Les Dieux sont devenus prudents eux aussi, voyez-vous, peut-être que leur race a vieilli. Non pas qu’ils ne croient plus en eux-mêmes, mais eux aussi finalement sont tenus désormais humiliés, en décadence, dans l’ombre pesante de leur propre jeunesse mythique, qu’ils ne songent nullement à surpasser.

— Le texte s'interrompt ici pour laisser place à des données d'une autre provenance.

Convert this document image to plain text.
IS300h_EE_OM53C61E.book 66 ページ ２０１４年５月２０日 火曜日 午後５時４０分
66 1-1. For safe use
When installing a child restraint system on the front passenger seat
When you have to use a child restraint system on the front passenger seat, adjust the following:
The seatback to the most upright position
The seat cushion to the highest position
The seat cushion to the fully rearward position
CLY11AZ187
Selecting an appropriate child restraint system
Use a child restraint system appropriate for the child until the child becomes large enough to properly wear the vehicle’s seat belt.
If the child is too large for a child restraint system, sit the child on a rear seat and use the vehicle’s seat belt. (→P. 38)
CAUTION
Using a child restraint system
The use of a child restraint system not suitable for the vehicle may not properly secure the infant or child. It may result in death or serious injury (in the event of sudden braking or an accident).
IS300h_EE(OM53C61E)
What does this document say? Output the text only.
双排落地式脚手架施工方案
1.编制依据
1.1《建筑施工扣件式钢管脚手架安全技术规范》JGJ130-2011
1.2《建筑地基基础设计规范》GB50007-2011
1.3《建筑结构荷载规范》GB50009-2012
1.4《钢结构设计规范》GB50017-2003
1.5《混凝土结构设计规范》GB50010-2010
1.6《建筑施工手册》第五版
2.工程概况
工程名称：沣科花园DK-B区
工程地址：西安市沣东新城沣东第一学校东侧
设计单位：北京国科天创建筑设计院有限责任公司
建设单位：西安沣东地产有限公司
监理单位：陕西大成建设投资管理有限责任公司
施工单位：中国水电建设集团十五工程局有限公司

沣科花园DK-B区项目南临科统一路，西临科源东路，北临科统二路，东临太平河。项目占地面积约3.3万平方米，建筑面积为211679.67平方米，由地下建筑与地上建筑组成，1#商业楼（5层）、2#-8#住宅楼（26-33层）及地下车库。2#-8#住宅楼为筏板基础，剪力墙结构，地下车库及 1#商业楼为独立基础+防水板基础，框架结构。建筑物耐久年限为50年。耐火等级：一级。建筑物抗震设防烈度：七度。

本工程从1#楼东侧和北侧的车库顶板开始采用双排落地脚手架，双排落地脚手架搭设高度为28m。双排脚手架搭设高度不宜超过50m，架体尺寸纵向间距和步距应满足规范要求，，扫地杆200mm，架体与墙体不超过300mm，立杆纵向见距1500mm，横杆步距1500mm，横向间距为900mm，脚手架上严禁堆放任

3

Du côté des Dieux on veut seulement, au commencement de cette histoire, comme j’expliquais plus haut, procéder à un petit test de sécurité. La déesse elle-même n’est pas sensée se rappeler de qui elle est durant sa vie sur terre…_ en l’occurrence, on pourrait dire : « de l’avatar de quelle Puissance elle est ».

Si jamais la mémoire devait lui en revenir au cours de son existence de mortelle, ce serait déjà un fort mauvais présage. Un signe des temps. Ce serait le signe que le réveil des puissances primordiales est à l’ordre du jour, c’est-à-dire que les hommes sont très malheureux et que rien ne va plus. Personne ne s’attend plus à ce qu’advienne une chose pareille du côté des hautes-sphères. Là-bas, dans les nuées parallèles où évolue le petit conciliabule des enfants des Dieux, on se figure au contraire que la vie des hommes sur la terre est entrée dans une sorte de longue phase ultime de grande prospérité.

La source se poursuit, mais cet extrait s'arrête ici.